Turning Toward Inner Mercy
Psalms 25:16-18 - A Neville Goddard interpretation
Read Psalms 25 in context
Scripture Focus
Biblical Context
The psalmist pleads for mercy, acknowledging desolation and distress. He seeks deliverance from trouble and forgiveness for sins.
Neville's Inner Vision
To turn unto me is to redirect the gaze of consciousness from outward conditions to the I AM within. The desolate and afflicted state is not a fixed fact but a phase of awareness you have created by believing in separation from your own life and love. When the troubles of your heart seem enlarged, you are magnifying a thought, not a circumstance.
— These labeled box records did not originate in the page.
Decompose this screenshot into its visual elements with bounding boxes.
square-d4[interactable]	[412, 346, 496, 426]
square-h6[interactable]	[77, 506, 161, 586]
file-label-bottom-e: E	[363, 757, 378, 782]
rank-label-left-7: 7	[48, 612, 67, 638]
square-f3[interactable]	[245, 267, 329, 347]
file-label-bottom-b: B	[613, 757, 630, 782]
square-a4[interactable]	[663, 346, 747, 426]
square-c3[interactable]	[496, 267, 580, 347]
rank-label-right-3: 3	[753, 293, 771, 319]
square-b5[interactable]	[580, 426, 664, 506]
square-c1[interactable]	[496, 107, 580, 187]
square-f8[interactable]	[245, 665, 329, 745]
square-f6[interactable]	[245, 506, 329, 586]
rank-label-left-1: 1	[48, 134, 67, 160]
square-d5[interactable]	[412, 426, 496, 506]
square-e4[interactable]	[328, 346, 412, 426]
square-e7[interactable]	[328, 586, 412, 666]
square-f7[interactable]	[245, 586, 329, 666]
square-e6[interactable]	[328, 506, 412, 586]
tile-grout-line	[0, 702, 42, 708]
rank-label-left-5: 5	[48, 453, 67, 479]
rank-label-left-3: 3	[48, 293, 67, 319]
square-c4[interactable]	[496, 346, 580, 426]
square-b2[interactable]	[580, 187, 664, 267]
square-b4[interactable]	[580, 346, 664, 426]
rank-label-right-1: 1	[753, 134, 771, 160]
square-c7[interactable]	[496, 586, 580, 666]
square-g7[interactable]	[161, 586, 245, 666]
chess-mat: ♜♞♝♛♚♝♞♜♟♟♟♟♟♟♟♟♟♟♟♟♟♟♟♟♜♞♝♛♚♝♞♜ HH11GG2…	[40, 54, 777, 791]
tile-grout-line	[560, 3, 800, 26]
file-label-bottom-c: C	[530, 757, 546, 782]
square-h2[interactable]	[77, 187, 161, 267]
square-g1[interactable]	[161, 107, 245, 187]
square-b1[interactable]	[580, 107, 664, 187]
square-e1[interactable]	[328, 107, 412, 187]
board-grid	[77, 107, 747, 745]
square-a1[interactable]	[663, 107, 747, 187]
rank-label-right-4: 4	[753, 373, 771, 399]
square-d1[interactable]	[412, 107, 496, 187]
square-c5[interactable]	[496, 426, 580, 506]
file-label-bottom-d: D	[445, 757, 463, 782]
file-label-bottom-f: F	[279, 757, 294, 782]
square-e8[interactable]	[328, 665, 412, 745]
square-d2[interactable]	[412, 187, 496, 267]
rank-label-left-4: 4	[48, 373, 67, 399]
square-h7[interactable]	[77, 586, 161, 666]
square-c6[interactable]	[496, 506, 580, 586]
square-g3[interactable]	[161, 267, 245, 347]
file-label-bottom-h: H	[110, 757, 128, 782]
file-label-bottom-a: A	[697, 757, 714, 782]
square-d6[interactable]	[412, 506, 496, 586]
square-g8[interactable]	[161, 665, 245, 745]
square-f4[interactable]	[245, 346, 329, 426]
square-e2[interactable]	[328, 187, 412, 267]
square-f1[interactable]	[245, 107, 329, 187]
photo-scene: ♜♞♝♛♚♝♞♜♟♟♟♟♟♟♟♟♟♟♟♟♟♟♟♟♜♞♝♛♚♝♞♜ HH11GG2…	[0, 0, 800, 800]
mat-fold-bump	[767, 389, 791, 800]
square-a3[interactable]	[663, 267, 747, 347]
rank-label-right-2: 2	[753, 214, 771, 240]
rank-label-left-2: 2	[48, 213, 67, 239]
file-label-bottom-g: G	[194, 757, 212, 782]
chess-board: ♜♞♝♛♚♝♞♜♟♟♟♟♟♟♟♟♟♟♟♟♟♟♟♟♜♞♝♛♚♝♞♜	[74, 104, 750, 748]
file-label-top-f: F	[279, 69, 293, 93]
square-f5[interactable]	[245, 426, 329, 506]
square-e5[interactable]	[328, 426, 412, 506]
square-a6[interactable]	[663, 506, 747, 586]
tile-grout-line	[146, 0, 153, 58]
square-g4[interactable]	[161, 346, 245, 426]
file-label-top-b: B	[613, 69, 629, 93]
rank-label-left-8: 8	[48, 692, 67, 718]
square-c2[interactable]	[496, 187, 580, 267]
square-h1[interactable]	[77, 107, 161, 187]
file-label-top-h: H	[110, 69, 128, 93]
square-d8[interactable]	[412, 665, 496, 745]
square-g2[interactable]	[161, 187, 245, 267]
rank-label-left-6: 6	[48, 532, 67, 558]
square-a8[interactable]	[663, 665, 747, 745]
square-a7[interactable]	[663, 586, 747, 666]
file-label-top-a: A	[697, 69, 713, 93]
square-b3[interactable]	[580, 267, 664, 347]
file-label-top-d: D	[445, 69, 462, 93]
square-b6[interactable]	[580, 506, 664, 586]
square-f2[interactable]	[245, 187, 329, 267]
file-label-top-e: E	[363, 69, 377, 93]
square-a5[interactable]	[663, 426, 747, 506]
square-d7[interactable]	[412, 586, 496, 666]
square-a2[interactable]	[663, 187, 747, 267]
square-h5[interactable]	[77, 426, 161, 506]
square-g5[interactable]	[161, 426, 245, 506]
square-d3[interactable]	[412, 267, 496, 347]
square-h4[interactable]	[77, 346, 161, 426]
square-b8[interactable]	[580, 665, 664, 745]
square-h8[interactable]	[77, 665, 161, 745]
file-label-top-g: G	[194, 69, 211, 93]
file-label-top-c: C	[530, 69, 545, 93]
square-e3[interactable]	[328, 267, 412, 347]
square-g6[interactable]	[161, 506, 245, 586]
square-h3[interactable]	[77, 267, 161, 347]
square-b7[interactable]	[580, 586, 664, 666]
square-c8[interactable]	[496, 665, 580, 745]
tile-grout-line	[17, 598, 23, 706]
The request to bring you out of distresses is a call to revise that inner image, to replace fear with faith, and to anchor your identity in the presence that never falters. Look upon your affliction and your pain, and you will notice you are only observing a picture in mind; let that gaze be healed by the light of the I AM. Forgive all my sins is the permission to release guilt and self-judgment; it is the recognition that you are not defined by errors but liberated by the one life in you. Dwell in this unity, imagine mercy as already granted, and feel the distresses dissolve as you remain conscious of your eternal being.
Practice This Now
Assume the feeling of mercy as already present; say to yourself, 'I am the mercy I seek,' and rest in the I AM until desolation quiets.